大手損保グループ3社 3月期決算は減益に 新型コロナなど影響

大手損保グループ3社 3月期決算は減益に 新型コロナなど影響
大手損害保険グループ3社のことし3月期の決算は3社ともに最終的な利益が減少しました。新型コロナウイルスの感染拡大で金融市場が混乱し、運用のために保有している株式の値下がりで損失がでたことなどが響きました。
MS&ADホールディングス、東京海上ホールディングス、SOMPOホールディングの大手3社は20日、ことし3月期の決算を発表しました。

最終的な利益は前の期と比べ、
▽MS&ADが25%の減益、
▽東京海上が5%の減益、
▽SOMPOが16%の減益となりました。

これは台風などの大規模な自然災害が相次いでいるため準備金を積み増したことに加え、新型コロナウイルスの影響で3月に金融市場が混乱し運用のために保有している株式が値下がりし損失が出たためです。

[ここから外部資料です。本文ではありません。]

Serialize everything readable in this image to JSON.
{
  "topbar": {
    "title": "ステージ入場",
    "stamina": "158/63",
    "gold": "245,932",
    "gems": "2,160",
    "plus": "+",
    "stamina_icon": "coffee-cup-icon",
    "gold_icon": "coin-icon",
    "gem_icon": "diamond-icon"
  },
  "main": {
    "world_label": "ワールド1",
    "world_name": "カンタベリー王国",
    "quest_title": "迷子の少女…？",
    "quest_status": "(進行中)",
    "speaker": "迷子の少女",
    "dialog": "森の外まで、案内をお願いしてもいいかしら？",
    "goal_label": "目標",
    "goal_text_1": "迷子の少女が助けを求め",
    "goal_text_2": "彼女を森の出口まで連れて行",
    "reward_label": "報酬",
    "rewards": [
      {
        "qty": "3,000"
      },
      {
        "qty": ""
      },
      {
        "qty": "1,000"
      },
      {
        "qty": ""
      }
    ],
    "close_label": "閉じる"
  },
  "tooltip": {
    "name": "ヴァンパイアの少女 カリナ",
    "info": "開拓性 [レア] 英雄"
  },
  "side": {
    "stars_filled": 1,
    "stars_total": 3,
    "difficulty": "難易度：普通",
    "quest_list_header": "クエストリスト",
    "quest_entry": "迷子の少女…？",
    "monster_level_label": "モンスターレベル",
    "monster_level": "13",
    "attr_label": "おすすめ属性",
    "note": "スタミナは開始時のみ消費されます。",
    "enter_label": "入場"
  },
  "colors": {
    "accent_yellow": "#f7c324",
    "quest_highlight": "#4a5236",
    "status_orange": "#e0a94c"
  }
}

一方、来年3月期の見通しは、MS&ADは減益を予想する一方、SOMPOは増益を予想、また、東京海上は「未定」としています。

東京海上ホールディングスの藤田裕一専務は「感染拡大が続く中まずは保険の引き受けや支払いの態勢をしっかり維持していくことがなにより大切だ。社会や働き方が変化していく中、保険会社としてどう貢献できるのか考えたい」と話しています。